A disparidade evidenciada por Malthus sugeria que não haveria alimentos suficientes para toda a população caso o crescimento populacional e o índice de produção agrícola se mantivesse. Esta disparidade foi se reduzindo com a chegada das máquinas ao campo, aumentando gradativamente a eficiência produtiva na lavoura.
O neomalthusianismo
Segundo o neomalthusianismo, as taxas elevadas de natalidade geram escassez de investimentos, enormes bolsões de pobreza e instabilidade político-econômica. Para se controlar efetivamente a natalidade, seria necessário abarcar métodos contraceptivos amplamente e de forma obrigatória, caso contrário, os gastos com investimentos demográficos não permitiriam investimentos nos setores produtivos, condenando os países a pobreza. Esta teoria foi muito defendida pelos movimentos ambientalistas da década de 1970, que sugeriam que o elevado crescimento demográfico nesses países causariam fortes impactos sobre os recursos naturais, e que o controle da natalidade seria uma eficaz maneira de se preservar o ambiente. Sabe-se entretanto, que os impactos ambientais provocados pelos países mais desenvolvidos, é superior aos dos países menos desenvolvidos, os quais apresentam taxa de natalidade muito superior.

TRANSIÇÃO DEMOGRÁFICA
A transição demográfica é um fenômeno populacional no qual uma população tende ao equilíbrio sempre que suas taxas de natalidade, assim como de mortalidade diminuem.

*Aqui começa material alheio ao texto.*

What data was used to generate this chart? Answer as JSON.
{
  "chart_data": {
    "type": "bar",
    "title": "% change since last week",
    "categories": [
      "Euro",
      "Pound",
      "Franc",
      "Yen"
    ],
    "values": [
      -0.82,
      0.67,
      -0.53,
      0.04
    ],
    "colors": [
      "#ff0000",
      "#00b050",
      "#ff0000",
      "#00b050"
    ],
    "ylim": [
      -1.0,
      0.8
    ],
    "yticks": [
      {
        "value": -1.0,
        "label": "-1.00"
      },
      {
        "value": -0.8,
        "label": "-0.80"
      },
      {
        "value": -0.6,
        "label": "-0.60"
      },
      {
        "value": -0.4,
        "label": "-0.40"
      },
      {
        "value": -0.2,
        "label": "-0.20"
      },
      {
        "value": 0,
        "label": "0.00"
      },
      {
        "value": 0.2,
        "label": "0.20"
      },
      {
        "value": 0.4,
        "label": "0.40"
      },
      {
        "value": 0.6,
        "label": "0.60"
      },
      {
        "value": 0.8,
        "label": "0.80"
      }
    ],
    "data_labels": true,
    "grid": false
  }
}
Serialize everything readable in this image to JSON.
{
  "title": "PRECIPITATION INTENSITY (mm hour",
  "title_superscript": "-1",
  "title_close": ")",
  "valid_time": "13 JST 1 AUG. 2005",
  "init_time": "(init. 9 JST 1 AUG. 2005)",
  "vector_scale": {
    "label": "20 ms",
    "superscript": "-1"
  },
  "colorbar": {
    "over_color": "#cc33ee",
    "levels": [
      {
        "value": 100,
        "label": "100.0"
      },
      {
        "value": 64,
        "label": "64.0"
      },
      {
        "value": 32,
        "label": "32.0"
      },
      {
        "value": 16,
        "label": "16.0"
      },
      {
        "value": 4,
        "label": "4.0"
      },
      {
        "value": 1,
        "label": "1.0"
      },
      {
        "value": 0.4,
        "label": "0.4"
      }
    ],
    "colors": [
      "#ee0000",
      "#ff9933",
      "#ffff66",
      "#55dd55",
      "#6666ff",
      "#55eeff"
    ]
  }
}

Na primeira etapa deste processo, a taxa de mortalidade se reduz, ao passo em que a natalidade de mantém estável. Na segunda etapa, ambas encontram-se em queda, porém com intensidades distintas. Na terceira, a queda da natalidade é mais acentuada que a mortalidade. Em cada país, estas etapas ocorrem em momentos históricos distintos.
Durante a transição demográfica, nota-se um período em que o crescimento vegetativo cresce muito acelerado, até que em determinado ponto, passa a decrescer, acompanhando a redução da natalidade, uma vez que a mortalidade já encontra-se estável.